Unless, of course, you are from south Louisiana. And THEN you would understand. These babies serve a very special purpose.
It is the honor of one little naked plastic baby to be inserted secretly somewhere into a delicious cake.
And this is not just any old cake. This is a very special cake called a . . .
King Cake. This particular King Cake is a plain cinnamon one, sort of like a huge cinnamon roll. In the old days, when people had more sense, the babies were baked right into the cakes, which made for lots of fun to see who would get the piece of cake with the baby inside.
But why do I have King Cake babies hiding in my drawer? Because back when there were more mouths to feed than extra money for frivolities like King Cake, I bought a cake and saved the baby to make my own King Cakes. I mean, a King Cake IS NOT a King Cake without the baby.

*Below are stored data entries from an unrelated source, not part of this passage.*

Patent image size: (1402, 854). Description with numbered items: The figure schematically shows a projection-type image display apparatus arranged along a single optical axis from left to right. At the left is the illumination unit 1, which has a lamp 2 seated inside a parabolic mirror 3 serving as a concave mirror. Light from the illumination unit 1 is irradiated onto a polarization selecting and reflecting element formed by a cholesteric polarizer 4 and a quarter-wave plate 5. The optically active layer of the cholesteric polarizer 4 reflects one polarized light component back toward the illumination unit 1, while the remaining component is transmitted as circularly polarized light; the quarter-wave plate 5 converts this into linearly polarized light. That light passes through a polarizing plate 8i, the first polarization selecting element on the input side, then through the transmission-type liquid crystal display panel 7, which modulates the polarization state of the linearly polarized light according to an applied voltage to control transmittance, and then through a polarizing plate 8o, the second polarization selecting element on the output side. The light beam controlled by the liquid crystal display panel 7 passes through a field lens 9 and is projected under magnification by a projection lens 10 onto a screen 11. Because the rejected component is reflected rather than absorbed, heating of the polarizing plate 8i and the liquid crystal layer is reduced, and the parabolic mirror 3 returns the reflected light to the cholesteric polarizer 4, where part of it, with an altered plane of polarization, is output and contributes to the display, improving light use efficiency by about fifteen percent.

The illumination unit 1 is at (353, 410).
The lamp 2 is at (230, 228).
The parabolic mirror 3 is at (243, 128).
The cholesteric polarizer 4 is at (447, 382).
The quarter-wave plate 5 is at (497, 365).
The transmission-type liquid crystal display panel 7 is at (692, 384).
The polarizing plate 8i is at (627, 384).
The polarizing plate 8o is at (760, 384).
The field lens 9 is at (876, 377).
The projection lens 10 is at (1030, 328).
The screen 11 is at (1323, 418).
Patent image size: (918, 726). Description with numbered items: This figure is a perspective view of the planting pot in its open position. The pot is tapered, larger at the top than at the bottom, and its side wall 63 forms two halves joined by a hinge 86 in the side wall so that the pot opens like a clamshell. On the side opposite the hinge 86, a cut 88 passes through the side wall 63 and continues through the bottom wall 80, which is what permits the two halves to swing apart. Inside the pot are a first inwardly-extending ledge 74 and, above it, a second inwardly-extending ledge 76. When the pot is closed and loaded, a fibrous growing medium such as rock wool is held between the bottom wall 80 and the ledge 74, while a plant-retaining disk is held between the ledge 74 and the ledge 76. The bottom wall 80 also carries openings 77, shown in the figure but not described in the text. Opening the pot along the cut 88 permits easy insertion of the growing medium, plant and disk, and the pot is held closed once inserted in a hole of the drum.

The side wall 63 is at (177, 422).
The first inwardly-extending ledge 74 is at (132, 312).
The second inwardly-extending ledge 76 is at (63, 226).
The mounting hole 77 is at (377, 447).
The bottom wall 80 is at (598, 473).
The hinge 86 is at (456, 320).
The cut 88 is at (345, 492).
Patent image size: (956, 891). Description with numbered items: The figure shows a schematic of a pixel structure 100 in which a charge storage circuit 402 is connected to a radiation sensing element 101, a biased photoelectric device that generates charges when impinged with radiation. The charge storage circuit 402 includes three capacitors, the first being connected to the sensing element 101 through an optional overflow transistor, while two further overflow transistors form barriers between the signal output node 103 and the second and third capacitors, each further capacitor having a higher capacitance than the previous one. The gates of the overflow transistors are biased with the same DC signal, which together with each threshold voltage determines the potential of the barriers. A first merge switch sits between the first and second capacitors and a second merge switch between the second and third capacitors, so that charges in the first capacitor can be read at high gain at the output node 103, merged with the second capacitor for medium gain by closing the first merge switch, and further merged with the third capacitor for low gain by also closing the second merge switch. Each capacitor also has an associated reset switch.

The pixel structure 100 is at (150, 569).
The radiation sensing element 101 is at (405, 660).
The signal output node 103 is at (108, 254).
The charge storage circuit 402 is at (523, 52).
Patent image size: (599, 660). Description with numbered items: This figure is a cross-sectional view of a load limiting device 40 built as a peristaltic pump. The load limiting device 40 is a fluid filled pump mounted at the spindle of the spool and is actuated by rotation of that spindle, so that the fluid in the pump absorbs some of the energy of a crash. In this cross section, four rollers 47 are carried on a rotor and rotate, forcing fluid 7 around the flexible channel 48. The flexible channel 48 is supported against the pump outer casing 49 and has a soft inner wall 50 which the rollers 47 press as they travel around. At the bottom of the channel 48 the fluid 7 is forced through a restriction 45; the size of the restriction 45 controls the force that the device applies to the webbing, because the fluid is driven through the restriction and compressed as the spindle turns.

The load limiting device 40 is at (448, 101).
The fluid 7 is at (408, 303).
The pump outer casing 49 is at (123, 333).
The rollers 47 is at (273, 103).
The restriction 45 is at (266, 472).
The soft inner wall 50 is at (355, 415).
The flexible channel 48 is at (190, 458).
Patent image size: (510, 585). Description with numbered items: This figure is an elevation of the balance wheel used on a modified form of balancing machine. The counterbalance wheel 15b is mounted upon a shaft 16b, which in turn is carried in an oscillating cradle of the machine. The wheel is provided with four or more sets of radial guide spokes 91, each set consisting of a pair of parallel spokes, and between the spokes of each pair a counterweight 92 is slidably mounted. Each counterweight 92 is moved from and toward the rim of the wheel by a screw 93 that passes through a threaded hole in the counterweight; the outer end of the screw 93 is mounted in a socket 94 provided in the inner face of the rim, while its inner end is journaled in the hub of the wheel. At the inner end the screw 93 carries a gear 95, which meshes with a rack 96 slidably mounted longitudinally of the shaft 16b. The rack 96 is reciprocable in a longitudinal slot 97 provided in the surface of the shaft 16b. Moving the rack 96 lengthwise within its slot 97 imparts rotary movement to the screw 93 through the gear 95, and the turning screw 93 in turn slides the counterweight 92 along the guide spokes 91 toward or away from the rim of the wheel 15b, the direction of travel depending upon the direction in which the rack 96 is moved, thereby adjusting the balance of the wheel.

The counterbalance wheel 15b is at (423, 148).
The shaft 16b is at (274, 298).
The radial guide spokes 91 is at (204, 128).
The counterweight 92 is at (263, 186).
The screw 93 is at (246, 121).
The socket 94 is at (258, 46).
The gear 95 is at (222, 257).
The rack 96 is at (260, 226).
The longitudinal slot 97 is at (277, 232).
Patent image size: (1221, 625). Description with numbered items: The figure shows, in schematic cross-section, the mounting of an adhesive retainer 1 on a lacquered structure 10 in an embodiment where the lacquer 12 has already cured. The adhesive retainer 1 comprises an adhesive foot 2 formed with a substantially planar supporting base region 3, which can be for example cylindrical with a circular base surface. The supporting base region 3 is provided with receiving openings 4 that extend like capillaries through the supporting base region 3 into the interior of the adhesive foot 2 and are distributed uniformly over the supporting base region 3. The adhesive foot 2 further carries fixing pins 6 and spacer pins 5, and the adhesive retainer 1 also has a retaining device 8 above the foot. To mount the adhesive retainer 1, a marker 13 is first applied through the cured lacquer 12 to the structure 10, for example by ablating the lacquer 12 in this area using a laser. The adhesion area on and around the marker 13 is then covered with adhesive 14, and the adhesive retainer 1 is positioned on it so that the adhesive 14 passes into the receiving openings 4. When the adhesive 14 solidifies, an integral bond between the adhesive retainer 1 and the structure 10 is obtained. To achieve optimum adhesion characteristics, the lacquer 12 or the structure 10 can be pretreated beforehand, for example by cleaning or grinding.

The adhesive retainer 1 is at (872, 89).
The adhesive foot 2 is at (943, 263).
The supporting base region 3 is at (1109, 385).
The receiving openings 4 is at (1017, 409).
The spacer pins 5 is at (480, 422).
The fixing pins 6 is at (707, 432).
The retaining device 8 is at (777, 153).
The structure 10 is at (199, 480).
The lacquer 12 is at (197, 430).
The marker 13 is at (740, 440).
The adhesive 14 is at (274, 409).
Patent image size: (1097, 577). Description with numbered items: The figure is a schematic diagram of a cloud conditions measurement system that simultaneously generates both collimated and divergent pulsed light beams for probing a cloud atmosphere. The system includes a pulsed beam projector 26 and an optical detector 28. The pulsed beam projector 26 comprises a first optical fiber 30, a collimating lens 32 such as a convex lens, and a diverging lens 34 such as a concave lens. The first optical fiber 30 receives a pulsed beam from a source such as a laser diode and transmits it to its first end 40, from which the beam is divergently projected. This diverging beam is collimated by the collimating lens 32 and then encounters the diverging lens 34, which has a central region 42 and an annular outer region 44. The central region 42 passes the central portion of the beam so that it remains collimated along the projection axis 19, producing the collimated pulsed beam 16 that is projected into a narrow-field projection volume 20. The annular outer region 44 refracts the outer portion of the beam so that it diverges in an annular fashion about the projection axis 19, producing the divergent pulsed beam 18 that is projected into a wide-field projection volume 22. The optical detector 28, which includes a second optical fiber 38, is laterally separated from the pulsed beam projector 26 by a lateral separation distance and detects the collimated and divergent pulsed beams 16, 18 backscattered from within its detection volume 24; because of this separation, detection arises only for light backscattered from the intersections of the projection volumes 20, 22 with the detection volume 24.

Why? Because the baby represents Baby Jesus. Why? I have no clue, other than it has something to do with The Epiphany. King Cakes hit the shelves here on the 12th night, or the 12th day after Christmas, which is January 6th. I will leave it to my history, culture, tradition buffs to educate us on the rest of that.
But because the cakes display the colors of Mardi Gras–purple, green, and gold, it seems that The Epiphany and Mardi Gras must all be part of the same religious celebration. Mardi Gras did not originate in New Orleans, and was called “Carnival” at its inception, but we won’t go into all that here.
And don’t take me for a dummy, I KNOW what Fat Tuesday is all about. It’s the last big blowout before giving something up for lent, which starts the day after Fat Tuesday, called Ash Wednesday.
Every bakery and grocery store in south Louisiana bakes some version, or multiple versions, of the King Cake. Since our society thrives on bigger and better, there are now cream-filled and fruit-filled King Cakes. I personally still prefer the plain cinnamon . . . because it was treat enough back then, and it’s treat enough now.
And since our society seems to have no common sense at all anymore, they stopped baking the babies inside the cakes around the mid 1980’s due to the potential of a choking hazard.
So from 12th night until Fat Tuesday, those three colors are prominently displayed everywhere we look, including . . .
Cajun Crawtators, just one of Zapp’s many Louisiana-flavored chips!
So, welcome to Mardi Gras, mon ami. Folks are lining the streets in town for miles, waiting for the floats to pass by, and the costumed Krewe members to toss them some beads and trinkets to the chants of,
“THROW ME SOMETHING, MISTER!!!!!”
Just don’t throw me a King Cake! And now tell me what you’re doing during the next 4 days of Mardi Gras?